Le cuirassé d'escadre de premier rang Saint-Louis de la classe Charlemagne

Le cuirassé d'escadre Saint-Louis. Collection agence Adhémar
Le cuirassé d'escadre de premier rang Saint-Louis a déjà fait l'objet d'articles sur ce blog (cliquez ici) mais, une fois encore, nous avons voulu vous faire profiter de la qualité des photos de A. Bougault.
Saint-Louis est malheureusement connu pour avoir envoyer par le fond le sous-marin Vendémiaire (cliquez ici).
Une fois ses essais terminés, Saint-Louis effectue des manœuvres en Méditerranée, puis est affecté à l'escadre du Nord et enfin dans la 1re division de la 3e escadre. C'est lors d'un exercice avec d'autres bâtiments, qu'il éperonne et coule accidentellement le sous-marin français Vendémiaire le 8 juin 1912, tragédie qui coûte la vie aux 24 membres d'équipage du submersible. Par la suite, Saint-Louis est mobilisé lors de la Première Guerre mondiale, et participe à la bataille des Dardanelles en 1915, en bombardant les côtes de l'Empire ottoman. 
Après la guerre, le navire est mis en réserve puis désarmé à Bizerte, avant d'être ramené en France pour servir à l'entraînement des mécaniciens et chauffeurs de l'armée à Toulon. Condamné en 1920, il sert par la suite de ponton-caserne, puis est finalement vendu pour ferraille en 1932.
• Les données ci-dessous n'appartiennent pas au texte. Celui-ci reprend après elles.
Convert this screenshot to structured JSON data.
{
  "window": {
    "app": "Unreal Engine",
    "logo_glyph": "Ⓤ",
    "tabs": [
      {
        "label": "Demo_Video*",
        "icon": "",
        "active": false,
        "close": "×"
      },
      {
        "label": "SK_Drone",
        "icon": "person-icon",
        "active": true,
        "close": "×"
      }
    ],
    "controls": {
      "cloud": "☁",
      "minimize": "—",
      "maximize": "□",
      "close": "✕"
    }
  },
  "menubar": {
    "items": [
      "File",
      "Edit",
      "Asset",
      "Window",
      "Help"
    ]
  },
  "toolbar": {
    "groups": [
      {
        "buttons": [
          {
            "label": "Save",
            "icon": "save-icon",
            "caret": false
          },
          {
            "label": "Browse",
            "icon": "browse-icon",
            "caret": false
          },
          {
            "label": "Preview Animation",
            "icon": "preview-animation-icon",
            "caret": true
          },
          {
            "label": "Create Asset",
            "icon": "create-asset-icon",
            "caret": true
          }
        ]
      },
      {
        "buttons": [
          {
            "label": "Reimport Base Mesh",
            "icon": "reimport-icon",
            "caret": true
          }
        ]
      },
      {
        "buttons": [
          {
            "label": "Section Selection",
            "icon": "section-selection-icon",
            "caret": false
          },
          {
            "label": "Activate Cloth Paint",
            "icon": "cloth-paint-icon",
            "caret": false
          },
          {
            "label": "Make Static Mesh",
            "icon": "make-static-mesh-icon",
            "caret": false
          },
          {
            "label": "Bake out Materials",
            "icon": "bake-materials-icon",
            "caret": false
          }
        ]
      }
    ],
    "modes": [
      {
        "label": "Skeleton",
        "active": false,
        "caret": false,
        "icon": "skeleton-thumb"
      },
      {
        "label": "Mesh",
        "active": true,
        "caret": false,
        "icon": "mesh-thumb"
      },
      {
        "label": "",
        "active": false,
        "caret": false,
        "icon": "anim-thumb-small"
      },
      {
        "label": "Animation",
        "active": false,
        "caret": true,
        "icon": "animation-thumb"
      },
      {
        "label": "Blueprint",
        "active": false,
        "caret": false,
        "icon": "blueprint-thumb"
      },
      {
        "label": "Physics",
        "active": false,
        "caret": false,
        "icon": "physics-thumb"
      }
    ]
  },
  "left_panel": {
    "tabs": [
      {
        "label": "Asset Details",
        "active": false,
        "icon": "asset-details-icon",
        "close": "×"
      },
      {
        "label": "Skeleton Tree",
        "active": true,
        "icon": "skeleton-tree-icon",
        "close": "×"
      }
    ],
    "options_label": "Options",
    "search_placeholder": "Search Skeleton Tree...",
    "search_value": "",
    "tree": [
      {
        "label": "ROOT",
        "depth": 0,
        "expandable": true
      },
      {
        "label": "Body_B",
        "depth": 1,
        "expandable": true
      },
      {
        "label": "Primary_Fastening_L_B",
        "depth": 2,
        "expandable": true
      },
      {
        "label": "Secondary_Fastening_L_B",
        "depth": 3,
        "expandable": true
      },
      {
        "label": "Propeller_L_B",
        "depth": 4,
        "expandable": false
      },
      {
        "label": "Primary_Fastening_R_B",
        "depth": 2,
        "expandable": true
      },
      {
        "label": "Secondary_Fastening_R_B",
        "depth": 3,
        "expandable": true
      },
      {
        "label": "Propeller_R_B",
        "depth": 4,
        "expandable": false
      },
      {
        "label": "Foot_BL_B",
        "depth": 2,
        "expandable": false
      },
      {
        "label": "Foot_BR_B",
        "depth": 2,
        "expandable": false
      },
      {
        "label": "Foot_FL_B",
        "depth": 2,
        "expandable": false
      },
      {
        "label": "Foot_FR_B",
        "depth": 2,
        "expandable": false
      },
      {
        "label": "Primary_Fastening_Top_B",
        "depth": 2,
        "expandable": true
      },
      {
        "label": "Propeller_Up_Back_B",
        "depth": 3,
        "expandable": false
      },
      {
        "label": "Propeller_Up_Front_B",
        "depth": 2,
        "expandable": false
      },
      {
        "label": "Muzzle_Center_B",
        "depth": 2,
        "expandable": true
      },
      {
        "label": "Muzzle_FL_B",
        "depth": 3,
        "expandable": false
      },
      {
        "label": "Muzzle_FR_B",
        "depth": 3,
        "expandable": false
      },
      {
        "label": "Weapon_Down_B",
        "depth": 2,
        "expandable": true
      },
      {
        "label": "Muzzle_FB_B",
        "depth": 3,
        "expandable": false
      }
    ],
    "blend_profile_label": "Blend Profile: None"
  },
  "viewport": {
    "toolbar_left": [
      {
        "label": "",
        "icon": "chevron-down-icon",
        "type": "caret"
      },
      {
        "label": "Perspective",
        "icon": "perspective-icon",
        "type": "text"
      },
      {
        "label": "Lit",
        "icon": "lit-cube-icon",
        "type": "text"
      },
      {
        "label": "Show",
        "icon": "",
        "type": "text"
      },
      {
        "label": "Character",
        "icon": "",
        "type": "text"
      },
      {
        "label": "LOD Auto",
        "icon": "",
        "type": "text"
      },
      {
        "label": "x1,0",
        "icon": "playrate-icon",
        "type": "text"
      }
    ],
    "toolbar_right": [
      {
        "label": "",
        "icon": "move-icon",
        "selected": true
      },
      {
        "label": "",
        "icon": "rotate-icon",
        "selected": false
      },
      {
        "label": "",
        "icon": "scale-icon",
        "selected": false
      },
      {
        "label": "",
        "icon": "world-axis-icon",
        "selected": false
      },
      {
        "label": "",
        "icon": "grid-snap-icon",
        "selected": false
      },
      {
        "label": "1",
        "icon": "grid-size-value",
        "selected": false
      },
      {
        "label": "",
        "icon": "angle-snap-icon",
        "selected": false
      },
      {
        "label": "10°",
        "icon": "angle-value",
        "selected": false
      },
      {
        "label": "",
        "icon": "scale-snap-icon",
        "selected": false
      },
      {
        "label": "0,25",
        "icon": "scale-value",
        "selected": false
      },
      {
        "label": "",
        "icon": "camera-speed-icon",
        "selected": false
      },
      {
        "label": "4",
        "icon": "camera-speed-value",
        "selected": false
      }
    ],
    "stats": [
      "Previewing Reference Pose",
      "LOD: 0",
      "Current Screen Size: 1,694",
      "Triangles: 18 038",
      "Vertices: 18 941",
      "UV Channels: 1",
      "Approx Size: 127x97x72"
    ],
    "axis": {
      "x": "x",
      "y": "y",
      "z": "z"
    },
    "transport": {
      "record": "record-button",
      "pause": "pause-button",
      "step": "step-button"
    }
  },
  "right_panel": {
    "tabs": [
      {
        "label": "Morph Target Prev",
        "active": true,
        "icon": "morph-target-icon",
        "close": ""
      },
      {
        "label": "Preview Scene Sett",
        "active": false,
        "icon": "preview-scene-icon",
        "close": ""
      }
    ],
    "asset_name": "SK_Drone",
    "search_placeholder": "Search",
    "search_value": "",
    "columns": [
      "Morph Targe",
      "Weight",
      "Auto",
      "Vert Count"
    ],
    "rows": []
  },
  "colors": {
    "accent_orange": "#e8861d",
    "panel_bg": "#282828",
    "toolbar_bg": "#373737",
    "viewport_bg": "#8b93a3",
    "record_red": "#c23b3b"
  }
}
 Les sisters-ships de la classe Charlemagne, dessinés par Jules Thibaudier, directeur des Constructions navales de l'Arsenal de Brest.
La classe Charlemagne
Les trois cuirassés Pré-Dreadnought de la classe Charlemagne de la Marine nationale française furent le Charlemagne, lancé en 1894 et entré en service en 1895, le Gaulois et le Saint-Louis entrés en service en 1896. Ils furent les premiers cuirassés français à adopter l'agencement de deux grosses pièces de chasse et deux de retraite de calibre 305 mm Modèle 1893/96, que préféraient les Britanniques depuis une décennie, et une artillerie navale secondaire plus rationnelle, les canons étant séparés par des pare-éclats. Jusqu'au Bouvet inclus, qui fut le dernier vaisseau à être lancé avant les Charlemagnes, les cuirassés français étaient facilement reconnaissables à leur grosse pièce unique à chaque extrémité d'un pont supérieur court pour minimiser l'effet de souffle. Ils étaient dotés de deux larges cheminées.
Comme sur tous les navires français, la ceinture cuirassée était étroite, mais ne manquait pas de s'étirer sur tout la longueur de la coque. Toutefois, entre les bords inférieurs et supérieurs du cuirassage de la batterie, le renflement de la rentrée de muraille n'avait aucune protection. C'est à ce niveau que l'on trouvait un pont-abri au-dessus d'un pont pare-éclats. 
L'espace qui sépare les deux ponts était cloisonné cellulairement en vue d'éviter les risques d'inondation en cas de dégâts.

vendredi 22 octobre 2010

La catastrophe du Vendémiaire (8 juin 1912)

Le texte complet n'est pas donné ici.